I’ve met with the biggest players on Wall Street, I’ve been to the White House. People don’t faze me…but this girl? I’m actually nervous at the thought of seeing her again. But for all its unfamiliarity, it isn’t a wholly unpleasant feeling. Thinking about her makes me smile, and I’m actually excited about seeing her. I can’t remember the last time I was this excited about anything. Even contract deals have become pretty boring these days.
I don’t want to look as though I’m just sitting around waiting for her, even though that’s exactly what I’m doing, so I flip open my top of the range laptop and start answering emails. I have a secretary – in fact, I have three – but I find delegating difficult. I like to be in control.
I want to be in control of Rose. I wonder what she likes in bed, if she likes it slow or hard, sensual or rough, or a combination of them all.
I get lost in visions of Rose straddling me in her little maid’s uniform, her breasts free and swaying in front of my face, when there is a light knock at the door.
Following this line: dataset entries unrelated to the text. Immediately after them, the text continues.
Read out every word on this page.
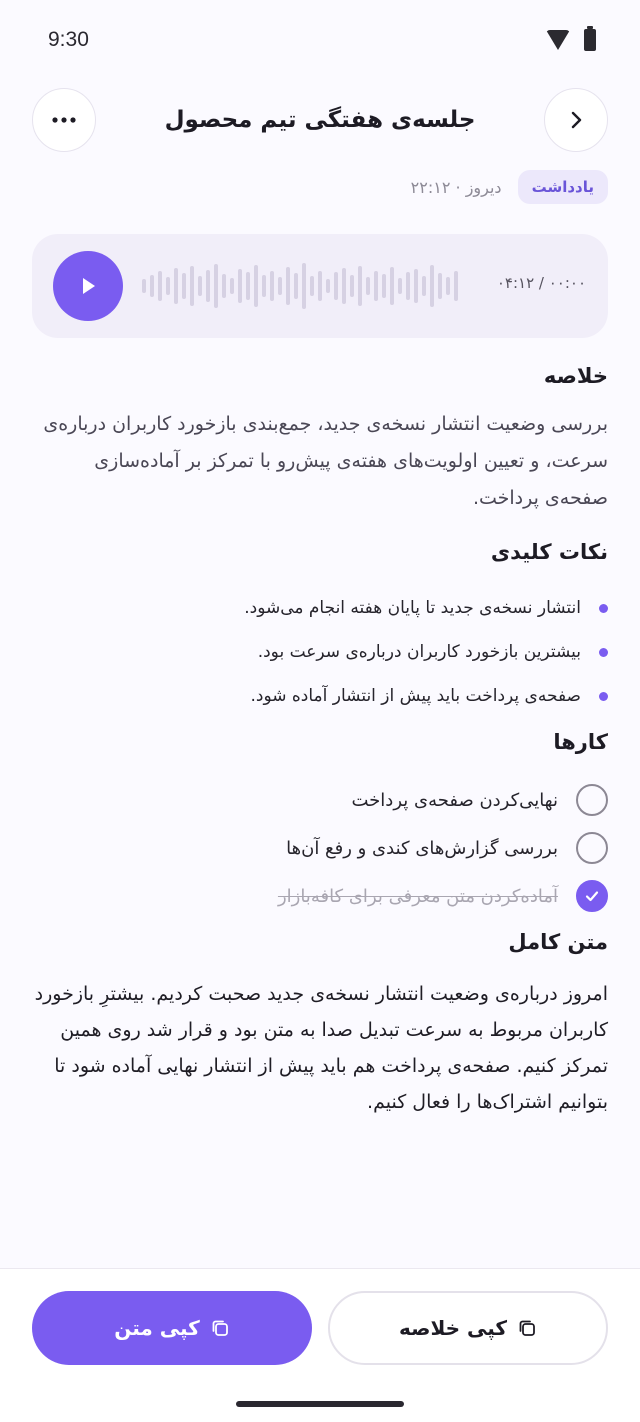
9:30
جلسه‌ی هفتگی تیم محصول
یادداشت
دیروز · ۲۲:۱۲
۰۴:۱۲ / ۰۰:۰۰
خلاصه

بررسی وضعیت انتشار نسخه‌ی جدید، جمع‌بندی بازخورد کاربران درباره‌ی سرعت، و تعیین اولویت‌های هفته‌ی پیش‌رو با تمرکز بر آماده‌سازی صفحه‌ی پرداخت.

نکات کلیدی
انتشار نسخه‌ی جدید تا پایان هفته انجام می‌شود.
بیشترین بازخورد کاربران درباره‌ی سرعت بود.
صفحه‌ی پرداخت باید پیش از انتشار آماده شود.
کارها
نهایی‌کردن صفحه‌ی پرداخت
بررسی گزارش‌های کندی و رفع آن‌ها
آماده‌کردن متن معرفی برای کافه‌بازار
متن کامل

امروز درباره‌ی وضعیت انتشار نسخه‌ی جدید صحبت کردیم. بیشترِ بازخورد کاربران مربوط به سرعت تبدیل صدا به متن بود و قرار شد روی همین تمرکز کنیم. صفحه‌ی پرداخت هم باید پیش از انتشار نهایی آماده شود تا بتوانیم اشتراک‌ها را فعال کنیم.

کپی خلاصه
کپی متن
“Come in,” I say shortly, not wanting to betray my thoughts. I can actually feel my palms going clammy in anticipation. This is insane.
She walks in and smiles awkwardly. She looks just the same as yesterday, with her hair scraped back in a net, her grey dress and sensible flats, but there’s something subtly different about her. She’s added some makeup that’s subtle but makes those beautiful eyes pop, and as she gets closer to my desk, I can smell a soft fragrance in the air. She’s made an effort too.
I can’t help grinning at the thought.
“Good morning Mr. Adams,” she says in that lilting voice.
I roll my eyes. “I told you, call me Sebastian. There’s no need to stand on ceremony with me.”
She looks amused. “Didn’t you once chew out a Times reporter for addressing you by your first name?”
I wince, remembering the time a prominent journalist cornered me at a business conference, in spite of my insistence that I don’t do interviews.
“That was years ago,” I protest. “And I hate reporters.”
She visibly looks annoyed and I wonder if I’ve come across like a total snob. Her answer confirms exactly that.
“I guess they are rather lower down the food chain than yourself.”
Immediately, I realize what I’ve done wrong. She’s the maid, and I’m the boss. If I think reporters are beneath me, how must she think I view the cleaning staff? I want to tell her about my family, but I never discuss my private life with anyone.
“It isn’t that,” I insist, feeling flustered. I’m not used to having to explain myself, but something about her has me trying to. “I just think reporters are scum…always looking to dig up dirt on people.”
She presses her lips together and walks towards the cabinet with her duster, turning her back to me. I wonder what I’ve said wrong this time.
This isn’t going how I expected.
“Would you like some coffee? The machine is over there, you’re welcome to help yourself.”
She looks over her shoulder at me, looking surprised. I’m relieved to see her face has softened.
“Thank you. I could do with some. I’m not used to starting work so early. And as I found out yesterday…most of your colleagues aren’t as neat and tidy as you.”
I smile, but inwardly seethe. I don’t like the idea of her working so hard, tidying up after people who can’t be bothered to do it for themselves.
“Get a drink and have a sit down,” I offer.
“Aren’t you busy? I don’t want to disturb you.”
“Emails can wait,” I say and shut my laptop. Rose looks pleased as she heads over to the coffee machine. I watch her, wondering what she will have, and can’t help but smile as I see her go for a full fat mochaccino. So many women in this city are constantly watching their weight drinking skinny soy lattes – which don’t sound so great – but seem to be the order of the day.
Rose carries her cup over and sits at the other side of my desk, looking nervous.
“Tell me about yourself,” I say, and she turns the full force of those big gem green eyes on me.
“What do you want to know?”
Everything, I think, but instead I shrug.
“Oh, I don’t know…anything you feel comfortable telling me. Why did you take this job? Where are you from? Your accent isn’t from round here.”
“No,” she agrees, creasing a small smile. “I’m from a small town just outside of Michigan. But there’s no work there.”
Which means she’s either poor or ambitious – or both. I can relate, although that reality seems like a very long time ago.
“I get the impression cleaning isn’t first your job of choice?”